This circuitous and notably protracted trajectory from the original sketches from 1965 to the ultimate completion of the first Time Landscape ten years later (as well as its transformation into the sort of conventional monument the original propositions sought to expand and complicate in 1988) speaks not only to Sonfist’s persistence in the face of securing a plot of land for non-commercial use in one of the most expensive real estate markets in the world but, perhaps more importantly, the sensitivity and understanding of different temporal registers that motivates all aspects of Sonfist’s artistic practice. While no further Time Landscapes have emerged within New York’s increasingly monetarized landscape, its germinal influence can be discerned in the ways that various community gardens have arisen in adjacent lots, and on a global scale, in the increasing awareness of sustainable gardening with native flora that has largely determined the rise of “pocket parks” throughout the city, epitomized in many ways by the High Line, a renovated elevated train line on the West End of Manhattan. Like a traditional monument, then, Sonfist’s Time Landscape points not only backwards in time, recalling lost natural phenomenon, but towards a future of continued awareness of humanity’s place within the natural environment.

1. Alan Sonfist, “Natural Phenomenon as Public Monuments,” [1968] in Natural Phenomenon as Public Monuments, exh. cat. (Purchase, NY: Neuberger Museum, 1978), 2, 6.
2. Eugene Odum, Fundamentals of Ecology, Third Edition (Philadelphia: Saunders College Publishing, 1971), 8.
3. Alan Sonfist, “Interview with Robert Rosenblum,” in Alan Sonfist, 1969-1989, exh. cat. (Bronxville, NY: Hillwood Art Museum1989), 8.
4. Alan Sonfist, “Natural Phenomenon as Public Monuments,” xx. For a discussion of the archeological imagination in contemporary art see, Dieter Roelstraete, The Way of the Shovel: On the Archaeological Imaginary in Art, exh. cat. (Chicago: Museum of Contemporary Art, 2013).
5. Alan Sonfist, “Interview with Robert Rosenblum,” in Alan Sonfist, 1969-1989, exh. cat. (Brookville, NY: Hillwood Art Museum, Long Island University, 1989), 3.
6. See, for instance, Richard Pelham Bolton, Indian Paths of the Great Metropolis (New York: Museum of the American Indian, 1922) and History Written with Pick and Shovel: Military Buttons, Belt-plates, Badges and Other Relics Excavated from Colonial, Revolutionary, and War of 1812 Camp Sites by the Field Exploration Committee of the New-York Historical Society (New York: New York Historical Society, 1950).
7. Alan Sonfist, “Natural Phenomenon as Public Monuments,” 5.

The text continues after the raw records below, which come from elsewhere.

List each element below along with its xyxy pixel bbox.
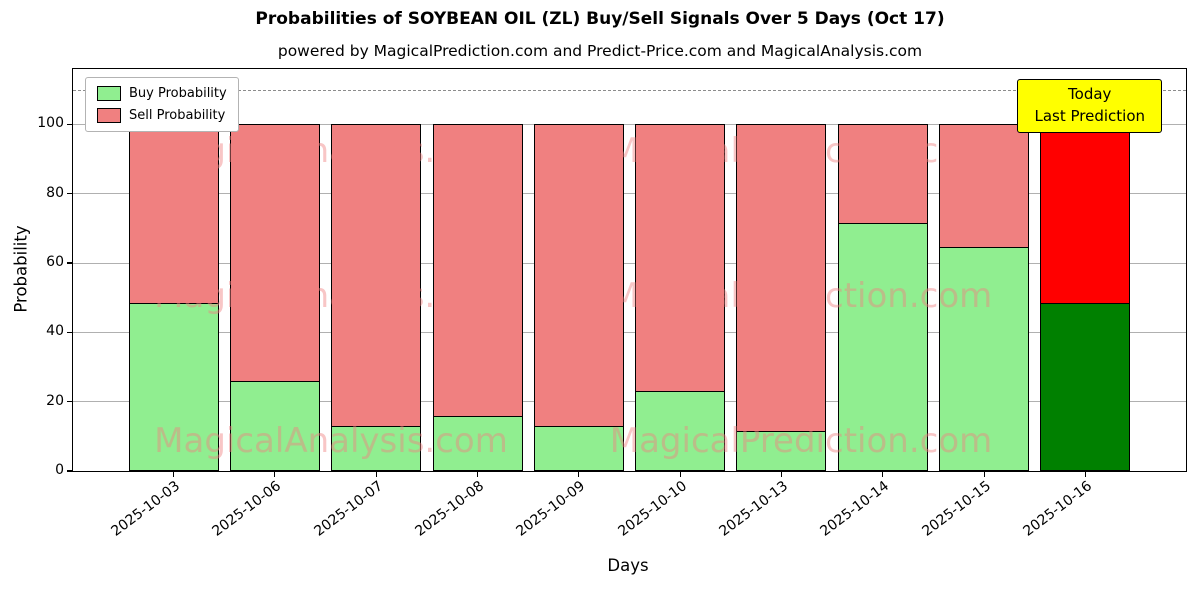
x-tick-mark xyxy=(476,471,479,477)
bar-sell-segment xyxy=(432,124,523,417)
x-axis-label: Days xyxy=(607,556,649,575)
y-gridline xyxy=(73,331,1186,333)
annotation-line-1: Today xyxy=(1068,85,1112,103)
bar-buy-segment xyxy=(635,391,726,471)
legend-swatch xyxy=(97,108,121,123)
legend: Buy Probability Sell Probability xyxy=(85,77,239,132)
x-tick-mark xyxy=(882,471,884,477)
x-tick-mark xyxy=(983,471,985,477)
x-tick-mark xyxy=(679,471,681,477)
x-tick-mark xyxy=(375,471,377,477)
y-tick-label: 60 xyxy=(46,254,64,271)
plot-area: Buy Probability Sell Probability Today La… xyxy=(37,68,1187,540)
x-tick-label: 2025-10-06 xyxy=(209,478,285,540)
x-tick-label: 2025-10-10 xyxy=(615,478,690,540)
x-tick-label: 2025-10-09 xyxy=(513,478,589,540)
bar-buy-segment xyxy=(837,223,928,471)
bar-buy-segment xyxy=(432,415,523,471)
legend-label: Sell Probability xyxy=(129,108,226,123)
x-tick-mark xyxy=(780,471,783,477)
x-tick-label: 2025-10-07 xyxy=(311,478,386,540)
y-tick-label: 20 xyxy=(46,392,64,409)
y-axis-label: Probability xyxy=(11,225,31,313)
x-tick-label: 2025-10-14 xyxy=(817,478,893,540)
bar-sell-segment xyxy=(128,124,219,304)
y-gridline xyxy=(73,401,1186,403)
y-tick-label: 100 xyxy=(37,115,64,132)
bar-buy-segment xyxy=(939,247,1030,471)
x-tick-label: 2025-10-13 xyxy=(716,478,792,540)
bar-buy-segment xyxy=(229,380,320,471)
bar-sell-segment xyxy=(331,124,422,427)
x-tick-mark xyxy=(1084,471,1087,477)
dashed-threshold-line xyxy=(73,89,1186,91)
x-tick-label: 2025-10-15 xyxy=(919,478,994,540)
x-tick-mark xyxy=(172,471,175,477)
watermark-text: MagicalAnalysis.com xyxy=(154,421,508,461)
bar-sell-segment xyxy=(229,124,320,382)
watermark-text: MagicalPrediction.com xyxy=(609,421,993,461)
y-tick-mark xyxy=(67,193,73,195)
bar-buy-segment xyxy=(331,425,422,471)
bar-buy-segment xyxy=(128,302,219,471)
bar-sell-segment xyxy=(533,124,624,427)
bar-buy-segment xyxy=(533,425,624,471)
annotation-line-2: Last Prediction xyxy=(1034,106,1145,125)
bar-sell-segment xyxy=(635,124,726,393)
y-tick-mark xyxy=(67,470,73,472)
watermark-text: MagicalAnalysis.com xyxy=(154,131,508,171)
y-tick-label: 80 xyxy=(46,184,64,201)
y-tick-label: 40 xyxy=(46,323,64,340)
x-tick-label: 2025-10-16 xyxy=(1020,478,1096,540)
bar-sell-segment xyxy=(1040,124,1131,304)
watermark-text: MagicalPrediction.com xyxy=(609,131,993,171)
y-gridline xyxy=(73,123,1186,125)
watermark-text: MagicalPrediction.com xyxy=(609,276,993,316)
bar-sell-segment xyxy=(736,124,827,433)
watermark-text: MagicalAnalysis.com xyxy=(154,276,508,316)
bar-buy-segment xyxy=(736,431,827,471)
y-tick-mark xyxy=(67,401,73,403)
legend-item: Sell Probability xyxy=(97,108,227,123)
legend-item: Buy Probability xyxy=(97,86,227,101)
x-tick-mark xyxy=(578,471,580,477)
legend-swatch xyxy=(97,86,121,101)
y-tick-label: 0 xyxy=(55,462,64,478)
y-tick-mark xyxy=(67,123,73,126)
x-tick-label: 2025-10-03 xyxy=(108,478,184,540)
y-tick-mark xyxy=(67,262,73,264)
y-gridline xyxy=(73,262,1186,264)
bar-buy-segment xyxy=(1040,302,1131,471)
y-gridline xyxy=(73,193,1186,195)
x-tick-label: 2025-10-08 xyxy=(412,478,488,540)
annotation-box: Today Last Prediction xyxy=(1017,79,1162,133)
chart-subtitle: powered by MagicalPrediction.com and Pre… xyxy=(277,42,923,60)
chart-title: Probabilities of SOYBEAN OIL (ZL) Buy/Se… xyxy=(255,9,945,29)
legend-label: Buy Probability xyxy=(129,86,227,101)
x-tick-mark xyxy=(274,471,276,477)
y-tick-mark xyxy=(67,331,73,333)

"Sites, Specificities" Timothy Anderson

Time Landscape is a work of geographic imagination, adamantly concerned with knowing one’s location. Accordingly, the centerpiece of this website is a map overlaid with the full array of Time Landscape's proposed extent, created in CartoDB. Traversing the built environment of Manhattan reveals the immense manipulation of space and form that urban development entails. The Time Landscapes catalogued here offer a glimpse into ecological preconditions of civilization buried beneath the modern city. In coordination with the exploration encouraged by the project mapped in its prospective entirety, these pages are built upon Bootstrap and its responsive architecture to facilitate translation of content across the array of screen sizes from desktop monitor to mobile phone.

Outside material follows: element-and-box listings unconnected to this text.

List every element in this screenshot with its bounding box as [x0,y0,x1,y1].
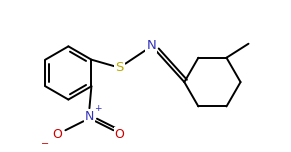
Text: O: O [114,128,124,141]
Text: N: N [85,110,94,123]
Text: −: − [41,139,49,149]
Text: +: + [94,104,101,113]
Text: O: O [52,128,62,141]
Text: S: S [115,61,124,74]
Text: N: N [147,39,156,52]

Traversing the built environment of Manhattan reveals the immense manipulation of space and form that urban development entails. Confronted by language printed on surfaces throughout the built environment—addresses, announcements, advertisements—we read our way across the city. Time Landscape proposes similarly nuanced inscriptions of the natural environment upon the metropolitan grid. Look closely at the content and titles of Alan Sonfist’s proposed interventions. See the trees for the forest when parsing the possible “Oak Hill,” “Mix Oak Hill,” “Mix Hill Forest,” and “Forest Hill.” Such precise description of the varied ecosystems that would punctuate our understanding of the city quietly redefine the natural past as inimitable features of the cosmopolitan present. Put simply, it takes time to fully appreciate the texture of the landscapes that underwrite our urban scrawl.

Support for the development of this site has been generously provided by the Polonsky Foundation, NYU's Digital Humanities Initiative, and Alan Sonfist Studio.


The Cooley Gallery at Reed College: Alan Sonfist Retrospective, Spring 2016

The New York City Department of Parks and Recreation: Time Landscapes (1965-2015), Fall 2015

The New York City Department of Parks and Recreation: Time Landscape (1978)

"Landscape artist Alan Sonfist (1946- ) created Time Landscape as a living monument to the forest that once blanketed Manhattan Island. He proposed the project in 1965. After extensive research on New York’s botany, geology, and history Sonfist and local community members used a palette of native trees, shrubs, wild grasses, flowers, plants, rocks, and earth to plant the 25' x 40' rectangular plot at the northeast corner of La Guardia Place and West Houston Street in 1978. The result of their efforts is a slowly developing forest that represents the Manhattan landscape inhabited by Native Americans and encountered by Dutch settlers in the early 17th century.

"The surrounding neighborhood, now known as Greenwich Village, was once a marshland dotted with sandy hills that the Canarsie Indians called the Sapokanican and that the Dutch called the Zantberg. The trout-filled Minetta Brook ran to the west and made the area a favorite spot for fishing and duck hunting. Over the course of three-and-a-half centuries, agricultural, residential, commercial, institutional, and industrial development replaced the natural marshland with an urban landscape. While numerous manmade features (such as buildings and streets) preserve the history of 18th-, 19th-, and 20th-century Greenwich Village, Time Landscape serves as a natural landmark of the 17th and prior centuries. This forested plot invites city-dwellers—including insects, birds, people, and other animals—to experience a bygone Manhattan.

"When it was first planted, Time Landscape portrayed the three stages of forest growth from grasses to saplings to grown trees. The southern part of the plot represented the youngest stage and now has birch trees and beaked hazelnut shrubs, with a layer of wildflowers beneath. The center features a small grove of beech trees (grown from saplings transplanted from Sonfist’s favorite childhood park in the Bronx) and a woodland with red cedar, black cherry, and witch hazel above groundcover of mugwort, Virginia creeper, aster, pokeweed, and milkweed. The northern area is a mature woodland dominated by oaks, with scattered white ash and American elm trees. Among the numerous other species in this miniforest are oak, sassafras, sweetgum, and tulip trees, arrowwood and dogwood shrubs, bindweed and catbrier vines, and violets.

"Time Landscape is on city-owned land, assigned to Transportation. It is maintained by Parks under Greenstreets, a program inaugurated in 1986 and reintroduced in 1994 to convert paved street properties, like triangles and malls, into green lawns. Funded through Parks and Recreation’s capital budget, Greenstreets plants trees and shrubs in the city’s barren street spaces. The assistance of volunteers keeps these areas clean and their plants healthy."